Some Google Glass Explorers Getting Invites to Buy a Second Glass

 
 
By Todd R. Weiss  |  Posted 2013-12-03 Email Print this article Print
 
 
 
 
 
 
 


Also in November, Google announced that it is expanding the Glass sales program to more developers to give them the opportunity to use them and create innovative apps that could help expand the future Glass marketplace. The expanded Glass availability to select developers apparently began toward the end of November and became publicized by recipients of the invitations, who then posted news of their windfalls on the Google+ Glass page and other Web pages. Under the program, an as-yet-unknown number of additional developers will be able to purchase their own Glass devices for $1,500, plus shipping.

Little other information was forthcoming from Google about the expansion, based on a Nov. 27 email inquiry from eWEEK. "We previously issued a statement on the expansion of the Explorer program, which is still true," according to a reply from a Google spokesperson who asked to remain anonymous. "As we've said for several months, our goal is to continue to expand our Explorer program ahead of a wider consumer launch down the road in 2014."

A lot has been happening in the world of Glass lately. Earlier in November, a report surfaced that said Google is in talks to make Google Glass available with prescription lenses for wearers of prescription eyeglasses. The report said Google has been in talks about such an arrangement with VSP Global, a nationwide vision benefits provider that also makes frames and lenses, according to a story in The Wall Street Journal. The article added that "the discussions are in early stages, and so far, the companies have no formal agreement."
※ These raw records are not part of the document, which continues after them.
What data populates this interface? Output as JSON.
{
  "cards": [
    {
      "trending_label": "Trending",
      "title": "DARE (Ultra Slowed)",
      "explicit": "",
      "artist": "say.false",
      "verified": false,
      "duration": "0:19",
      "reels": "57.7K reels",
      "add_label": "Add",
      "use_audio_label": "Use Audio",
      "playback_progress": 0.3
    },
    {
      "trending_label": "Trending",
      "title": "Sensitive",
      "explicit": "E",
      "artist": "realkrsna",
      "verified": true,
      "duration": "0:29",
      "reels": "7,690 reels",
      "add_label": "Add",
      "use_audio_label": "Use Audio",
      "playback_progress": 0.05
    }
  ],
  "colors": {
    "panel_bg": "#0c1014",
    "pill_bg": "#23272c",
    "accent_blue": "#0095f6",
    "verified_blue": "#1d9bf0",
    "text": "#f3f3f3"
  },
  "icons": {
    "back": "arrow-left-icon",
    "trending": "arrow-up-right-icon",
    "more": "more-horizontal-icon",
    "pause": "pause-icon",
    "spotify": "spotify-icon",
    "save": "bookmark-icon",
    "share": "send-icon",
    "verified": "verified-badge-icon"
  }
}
The possibility is intriguing nonetheless because it adds interesting possibilities to Google's previously acknowledged plans to create a version of Glass that could be used by people who wear eyeglasses. VSP already provides vision plan services for Google's employees, The Wall Street Journal reported, and is a major provider in the eye health marketplace, with a network of 30,000 eye doctors, covering some 60 million people insured in its plans.

Google Glass doesn't come with traditional lenses, but some users have modified them to work with their eyeglasses. Still, to make Glass work with prescription eyeglasses, an integrated approach like an agreement with a company such as VSP is probably a good idea to help such a project succeed.

Earlier in November, Google offered a sneak peek at its Glass Development Kit, which will soon be unveiled to allow developers to gain even broader control and innovation in their next designs and features for Google Glass apps. The GDK is an add-on to the Android Software Developers Kit that lets developers build Glass apps, called Glassware, that run directly on Glass. Unlike the Mirror API, Glassware built with the GDK runs on Glass itself, allowing access to low-level hardware features, according to Google. In a related Google+ post, Google revealed that five additional useful and innovative Glass apps are now available for use by Glass Explorer users. The new apps were built using the new GDK, according to Google.

In October, Google began a new Glass program that allows existing users to invite up to three friends to buy their own eyewear-mounted computers now, before they go on sale to the general public sometime later this year. The invite-a-friend program is being viewed by Google as a way to expand its Glass Explorer Program, which is the name used for the first test users of the innovative devices. Existing early Glass users will also now have a one-time chance to trade in their current Glass devices for the latest model, which includes improvements and updates.

Google Glass has been a topic of conversation among techies since news of it first surfaced in 2012. The first Google Glass units began shipping in April 2013 to developers who signed up at the June 2012 Google I/O conference to buy an early set for $1,500 for testing and development. It was the hit of the conference. Google also then began shipping Glass units to lucky users who were selected in the #ifihadglass contest for the opportunity to buy their own early versions of Glass.

Each Google Glass device includes adjustable nose pads and a high-resolution display that Google said is the equivalent of a 25-inch high-definition screen from 8 feet away. The glasses also feature a built-in camera that takes 5-megapixel photos and video at 720p. Audio is delivered to wearers through their bones, using bone-conduction transducers.